MAE SALONG – – Deep in the beautiful mountains of northern Thailand, there is a little corner that will always be Taiwanese. It’s called Mae Salong, and is a little hill village about an hour from Chiang Rai that exists courtesy of an accident of history. It’s Chinese to its core, from the food to the beautiful golden temple paid for by the Taipei Government.
In one of those long-forgotten stories of the post-World War II world, two Chinese nationalist armies ended up here. They were granted land and safety by the King of Thailand. In the 1970s, those Nationalist armies repaid the debt by fighting in the dirty guerrilla war against Thailand’s tribal communists.
As you approach Mae Salong from the north, it is a spectacular place with a huge gorge cutting off the town from the winding approach road. The market square is congested with Thai and Chinese tourist bric-a-brac stalls and food being sold in the spirit of a shared community.
Our guide, Nui, says the best Chinese steamed buns and noodles in all of Thailand can be found here. “It’s not all ‘burn-burn’ like Thai food. It’s a beautiful place for your stomach.”
So how did this piece of China come about? In 1949, as Mao Zedong and his communist armies marched southwards towards Kunming, two Kuomintang armies were trapped with their backs to the Burmese border.

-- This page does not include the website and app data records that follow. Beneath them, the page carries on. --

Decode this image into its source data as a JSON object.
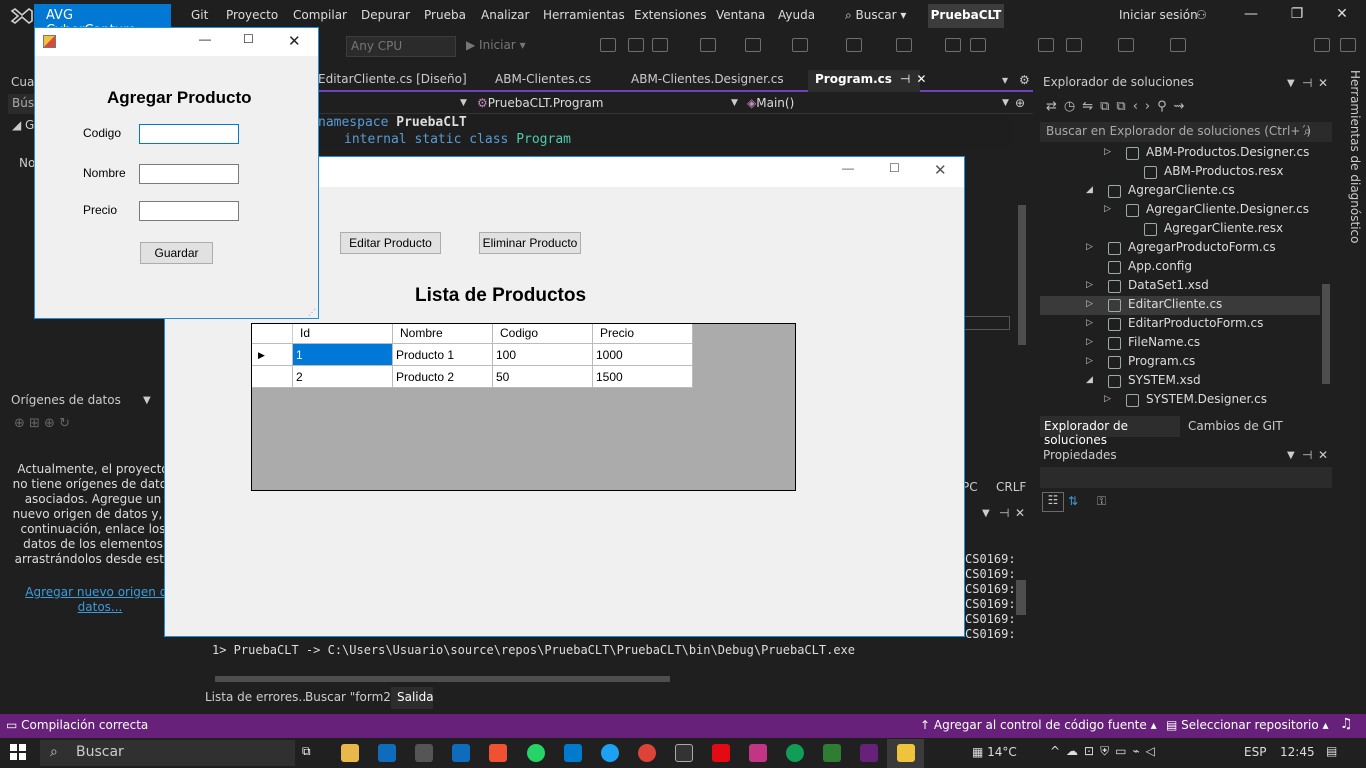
{
  "menubar": {
    "avg_title": "AVG CyberCapture",
    "items": [
      "Git",
      "Proyecto",
      "Compilar",
      "Depurar",
      "Prueba",
      "Analizar",
      "Herramientas",
      "Extensiones",
      "Ventana",
      "Ayuda"
    ],
    "search": "Buscar",
    "project": "PruebaCLT",
    "signin": "Iniciar sesión"
  },
  "toolbar": {
    "platform": "Any CPU",
    "start": "Iniciar"
  },
  "doc_tabs": {
    "tabs": [
      "EditarCliente.cs [Diseño]",
      "ABM-Clientes.cs",
      "ABM-Clientes.Designer.cs"
    ],
    "active": "Program.cs"
  },
  "code_nav": {
    "class": "PruebaCLT.Program",
    "member": "Main()"
  },
  "editor": {
    "line1_kw": "namespace",
    "line1_name": "PruebaCLT",
    "line2_kw": "internal static class",
    "line2_name": "Program"
  },
  "left_panel": {
    "top_tab": "Cua",
    "search": "Bús",
    "group": "G",
    "no_label": "No",
    "ds_title": "Orígenes de datos",
    "ds_text": "Actualmente, el proyecto no tiene orígenes de datos asociados. Agregue un nuevo origen de datos y, a continuación, enlace los datos de los elementos arrastrándolos desde esta",
    "ds_link": "Agregar nuevo origen de datos..."
  },
  "output": {
    "lines": [
      "CS0169:",
      "CS0169:",
      "CS0169:",
      "CS0169:",
      "CS0169:",
      "CS0169:"
    ],
    "last": "1>  PruebaCLT -> C:\\Users\\Usuario\\source\\repos\\PruebaCLT\\PruebaCLT\\bin\\Debug\\PruebaCLT.exe",
    "pc": "PC",
    "crlf": "CRLF",
    "tabs": [
      "Lista de errores...",
      "Buscar \"form2\"",
      "Salida"
    ]
  },
  "solution_explorer": {
    "title": "Explorador de soluciones",
    "search": "Buscar en Explorador de soluciones (Ctrl+´)",
    "items": [
      {
        "label": "ABM-Productos.Designer.cs",
        "expander": "▷"
      },
      {
        "label": "ABM-Productos.resx",
        "expander": ""
      },
      {
        "label": "AgregarCliente.cs",
        "expander": "◢"
      },
      {
        "label": "AgregarCliente.Designer.cs",
        "expander": "▷"
      },
      {
        "label": "AgregarCliente.resx",
        "expander": ""
      },
      {
        "label": "AgregarProductoForm.cs",
        "expander": "▷"
      },
      {
        "label": "App.config",
        "expander": ""
      },
      {
        "label": "DataSet1.xsd",
        "expander": "▷"
      },
      {
        "label": "EditarCliente.cs",
        "expander": "▷"
      },
      {
        "label": "EditarProductoForm.cs",
        "expander": "▷"
      },
      {
        "label": "FileName.cs",
        "expander": "▷"
      },
      {
        "label": "Program.cs",
        "expander": "▷"
      },
      {
        "label": "SYSTEM.xsd",
        "expander": "◢"
      },
      {
        "label": "SYSTEM.Designer.cs",
        "expander": "▷"
      }
    ],
    "tabs": [
      "Explorador de soluciones",
      "Cambios de GIT"
    ],
    "diag": "Herramientas de diagnóstico"
  },
  "properties": {
    "title": "Propiedades"
  },
  "status": {
    "left": "Compilación correcta",
    "add_source": "Agregar al control de código fuente",
    "repo": "Seleccionar repositorio"
  },
  "taskbar": {
    "search": "Buscar",
    "temp": "14°C",
    "lang": "ESP",
    "time": "12:45"
  },
  "lista_form": {
    "edit_btn": "Editar Producto",
    "delete_btn": "Eliminar Producto",
    "title": "Lista de Productos",
    "columns": [
      "Id",
      "Nombre",
      "Codigo",
      "Precio"
    ],
    "rows": [
      [
        "1",
        "Producto 1",
        "100",
        "1000"
      ],
      [
        "2",
        "Producto 2",
        "50",
        "1500"
      ]
    ]
  },
  "agregar_form": {
    "title": "Agregar Producto",
    "labels": [
      "Codigo",
      "Nombre",
      "Precio"
    ],
    "save": "Guardar"
  },
  "colors": {
    "accent": "#68217a",
    "avg": "#0078d4",
    "link": "#3b9cdb"
  }
}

In a series of bloody battles, they fought first the Burmese army and then the Chinese Communists to a standstill and retreated into the mountains of Thailand under a ceasefire agreed to by the Burmese. In 1953, a multi-national committee supervised the return of 7288 Kuomintang soldiers to Taiwan. Nui, who is in his early 60s, remembers the evacuation.
“We ran down in our bare feet to Chiang Rai’s airfield. There were planes taking off every minute and clouds, clouds of dust.”

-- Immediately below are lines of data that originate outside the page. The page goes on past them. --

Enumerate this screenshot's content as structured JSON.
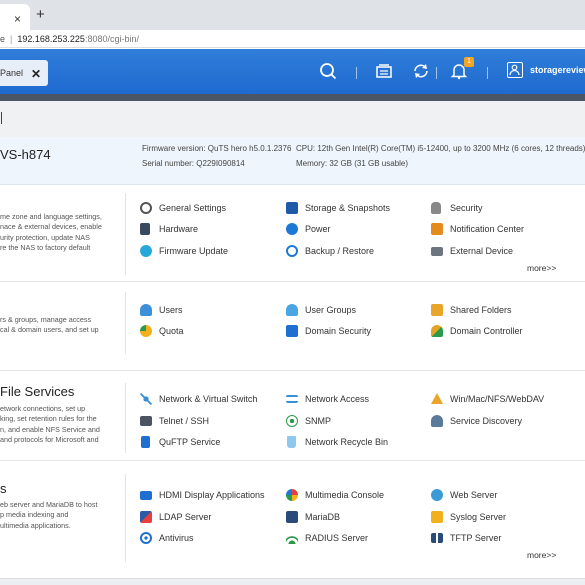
{
  "browser": {
    "tab_close": "×",
    "new_tab": "+",
    "address_prefix": "e",
    "address_host": "192.168.253.225",
    "address_path": ":8080/cgi-bin/"
  },
  "header": {
    "tab_label": "Panel",
    "tab_close": "✕",
    "notification_count": "1",
    "username": "storagereview"
  },
  "system": {
    "model": "VS-h874",
    "firmware": "Firmware version:  QuTS hero h5.0.1.2376",
    "serial": "Serial number:  Q229I090814",
    "cpu": "CPU:  12th Gen Intel(R) Core(TM) i5-12400, up to 3200 MHz (6 cores, 12 threads)",
    "memory": "Memory:  32 GB (31 GB usable)"
  },
  "sections": {
    "system": {
      "desc": [
        "me zone and language settings,",
        "nace & external devices, enable",
        "urity protection, update NAS",
        "re the NAS to factory default"
      ],
      "items": [
        "General Settings",
        "Storage & Snapshots",
        "Security",
        "Hardware",
        "Power",
        "Notification Center",
        "Firmware Update",
        "Backup / Restore",
        "External Device"
      ],
      "more": "more>>"
    },
    "privilege": {
      "desc": [
        "rs & groups, manage access",
        "cal & domain users, and set up"
      ],
      "items": [
        "Users",
        "User Groups",
        "Shared Folders",
        "Quota",
        "Domain Security",
        "Domain Controller"
      ]
    },
    "network": {
      "title": "File Services",
      "desc": [
        "etwork connections, set up",
        "king, set retention rules for the",
        "n, and enable NFS Service and",
        "and protocols for Microsoft and"
      ],
      "items": [
        "Network & Virtual Switch",
        "Network Access",
        "Win/Mac/NFS/WebDAV",
        "Telnet / SSH",
        "SNMP",
        "Service Discovery",
        "QuFTP Service",
        "Network Recycle Bin"
      ]
    },
    "applications": {
      "title": "s",
      "desc": [
        "eb server and MariaDB to host",
        "p media indexing and",
        "ultimedia applications."
      ],
      "items": [
        "HDMI Display Applications",
        "Multimedia Console",
        "Web Server",
        "LDAP Server",
        "MariaDB",
        "Syslog Server",
        "Antivirus",
        "RADIUS Server",
        "TFTP Server"
      ],
      "more": "more>>"
    }
  },
  "colors": {
    "header_blue": "#2476d6",
    "accent": "#f4a623"
  }
}
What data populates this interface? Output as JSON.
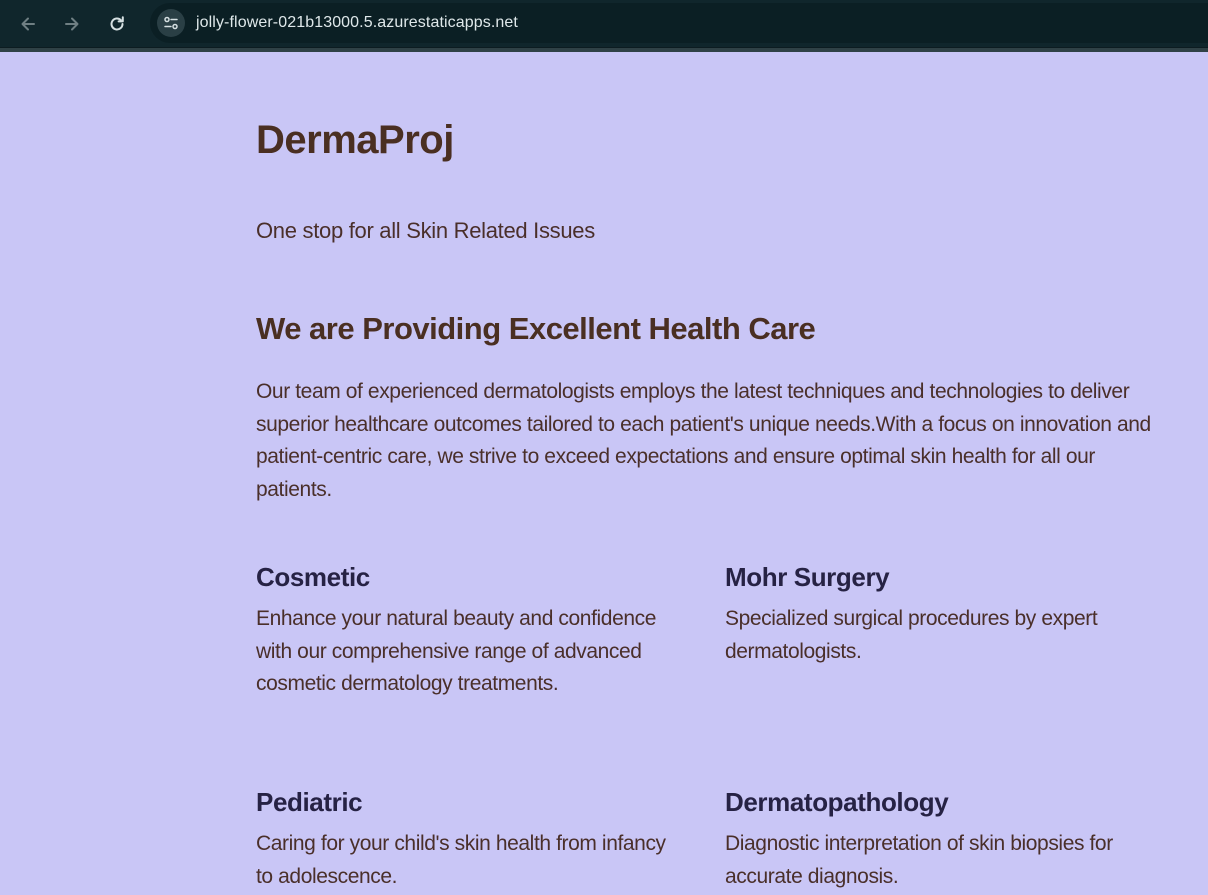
{
  "browser": {
    "url": "jolly-flower-021b13000.5.azurestaticapps.net",
    "icons": {
      "back": "arrow-left-icon",
      "forward": "arrow-right-icon",
      "reload": "reload-icon",
      "site_info": "tune-icon"
    }
  },
  "header": {
    "brand": "DermaProj",
    "tagline": "One stop for all Skin Related Issues"
  },
  "about": {
    "title": "We are Providing Excellent Health Care",
    "body": "Our team of experienced dermatologists employs the latest techniques and technologies to deliver superior healthcare outcomes tailored to each patient's unique needs.With a focus on innovation and patient-centric care, we strive to exceed expectations and ensure optimal skin health for all our patients."
  },
  "services": [
    {
      "title": "Cosmetic",
      "description": "Enhance your natural beauty and confidence with our comprehensive range of advanced cosmetic dermatology treatments."
    },
    {
      "title": "Mohr Surgery",
      "description": "Specialized surgical procedures by expert dermatologists."
    },
    {
      "title": "Pediatric",
      "description": "Caring for your child's skin health from infancy to adolescence."
    },
    {
      "title": "Dermatopathology",
      "description": "Diagnostic interpretation of skin biopsies for accurate diagnosis."
    }
  ],
  "colors": {
    "page_background": "#c9c6f6",
    "heading_brown": "#4a2f22",
    "service_title_navy": "#262244",
    "browser_toolbar": "#10262c"
  }
}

That same year, the King of Thailand gave Mae Salong to the Chinese soldiers who had decided to stay. These last remnants of the two armies settled down and repaid the favour when they served in squads of 200 and joined the Thai government’s war against the Miao Communists in the Khao Ya mountains.
Today, Mae Salong is a peaceful place. Its temple boasts an excellent museum and a moving memorial hall dedicated to the Kuomintang veterans who died in this remote place.
Mae Salong can be reached by a two-hour drive along steep and winding mountain roads from Chiang Rai.
A day’s guided tour from Chiang Rai will cost about $35. And that famous Chinese noodle lunch sets you back a mere $2.